By shifting analytical terms — from whether Congress has the power to abrogate an existing state immunity in the present day to whether the states waived their immunity entirely at the plan of the Convention — the Court effectively resets the doctrine in these areas and allows for a second chance to argue against sovereign immunity in many more areas of federal authority. Although the Court purported to distinguish Seminole Tribe and its progeny, it did so unconvincingly.101 After all, the Court has often described the Commerce Clause as “plenary”102 — and even invalidated state regulation incompatible with that exclusive federal control under the dormant commerce clause.
Still, this is not to say that the Court will necessarily accept these arguments. As Chief Justice Roberts and Justice Kavanaugh were the deciding votes in Torres, the doctrine will go as far as (and no further than) they wish to take it.

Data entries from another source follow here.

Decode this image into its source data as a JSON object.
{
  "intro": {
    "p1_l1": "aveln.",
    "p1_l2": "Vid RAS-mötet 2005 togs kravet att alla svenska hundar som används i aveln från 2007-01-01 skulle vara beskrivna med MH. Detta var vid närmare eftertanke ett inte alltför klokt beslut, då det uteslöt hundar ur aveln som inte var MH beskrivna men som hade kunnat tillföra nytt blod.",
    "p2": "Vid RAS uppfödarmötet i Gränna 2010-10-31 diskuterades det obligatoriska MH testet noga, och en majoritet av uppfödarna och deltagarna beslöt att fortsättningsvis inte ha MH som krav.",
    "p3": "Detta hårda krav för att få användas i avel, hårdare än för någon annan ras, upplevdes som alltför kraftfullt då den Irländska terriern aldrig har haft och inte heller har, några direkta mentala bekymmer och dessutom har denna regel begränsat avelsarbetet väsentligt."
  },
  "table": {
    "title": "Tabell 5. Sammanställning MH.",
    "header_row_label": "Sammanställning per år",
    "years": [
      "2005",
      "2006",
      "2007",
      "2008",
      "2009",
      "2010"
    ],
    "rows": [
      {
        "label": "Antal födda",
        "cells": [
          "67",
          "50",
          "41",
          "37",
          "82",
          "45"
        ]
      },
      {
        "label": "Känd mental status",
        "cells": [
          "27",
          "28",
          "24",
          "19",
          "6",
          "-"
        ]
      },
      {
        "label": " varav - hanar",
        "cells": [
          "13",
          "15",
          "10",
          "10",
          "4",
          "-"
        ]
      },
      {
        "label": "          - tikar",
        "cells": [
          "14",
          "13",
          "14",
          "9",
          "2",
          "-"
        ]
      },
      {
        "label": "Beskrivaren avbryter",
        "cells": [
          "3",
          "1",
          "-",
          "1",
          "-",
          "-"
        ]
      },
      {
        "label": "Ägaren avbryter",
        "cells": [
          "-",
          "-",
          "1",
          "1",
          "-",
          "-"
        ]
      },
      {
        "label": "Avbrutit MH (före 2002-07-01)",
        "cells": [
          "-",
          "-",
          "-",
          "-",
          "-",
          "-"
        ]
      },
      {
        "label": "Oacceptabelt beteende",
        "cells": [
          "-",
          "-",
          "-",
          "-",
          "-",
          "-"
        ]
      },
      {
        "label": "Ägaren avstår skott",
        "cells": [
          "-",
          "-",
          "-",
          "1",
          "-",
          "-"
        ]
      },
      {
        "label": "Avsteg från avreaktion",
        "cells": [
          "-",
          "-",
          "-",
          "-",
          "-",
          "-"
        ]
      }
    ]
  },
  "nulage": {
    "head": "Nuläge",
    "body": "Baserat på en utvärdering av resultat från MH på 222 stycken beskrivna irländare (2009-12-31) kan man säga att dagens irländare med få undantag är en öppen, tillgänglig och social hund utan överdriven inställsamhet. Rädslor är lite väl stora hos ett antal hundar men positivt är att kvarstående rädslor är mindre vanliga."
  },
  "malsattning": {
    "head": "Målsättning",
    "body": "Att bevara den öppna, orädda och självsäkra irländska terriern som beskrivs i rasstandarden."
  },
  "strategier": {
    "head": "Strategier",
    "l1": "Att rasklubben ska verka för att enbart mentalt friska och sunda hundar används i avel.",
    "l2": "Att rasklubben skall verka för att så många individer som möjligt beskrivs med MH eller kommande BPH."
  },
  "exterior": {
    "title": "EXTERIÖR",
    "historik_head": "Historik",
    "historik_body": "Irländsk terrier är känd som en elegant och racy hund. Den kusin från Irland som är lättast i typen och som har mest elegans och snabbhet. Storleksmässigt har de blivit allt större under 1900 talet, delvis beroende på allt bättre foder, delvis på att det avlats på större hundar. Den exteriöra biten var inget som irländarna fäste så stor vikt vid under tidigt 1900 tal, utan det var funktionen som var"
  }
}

Due to the confused nature of sovereign immunity doctrine, the Court should have broken with the PennEast model and provided a coherent framework that could be applied outside the war powers context, directly addressing the “murky” distinction between “plan-of-the-Convention” waivers and congressional abrogation, and deciding whether and why the choice of forum — state or federal court — matters. In a nominally textualist era,103 the Court has continued to build its sovereign immunity doctrine on an unstable, nontextual foundation.104 Accordingly, the doctrine had been “widely criticized”105 even before Torres was decided. Rather than deciding cases on an ad hoc basis, the Court should consider articulating a cohesive doctrinal framework. Whether the Court decides to move back to the pre-Katz framework of strong state sovereign immunity106 or completely revisit the doctrine to allow for at least some damages suits,107 the Court should do so in a clear manner — explicitly overruling the precedents that no longer apply and giving the bench and bar guidance for a path forward. Only then can the Court get this “crazy quilt” of a doctrine back on the straight and narrow.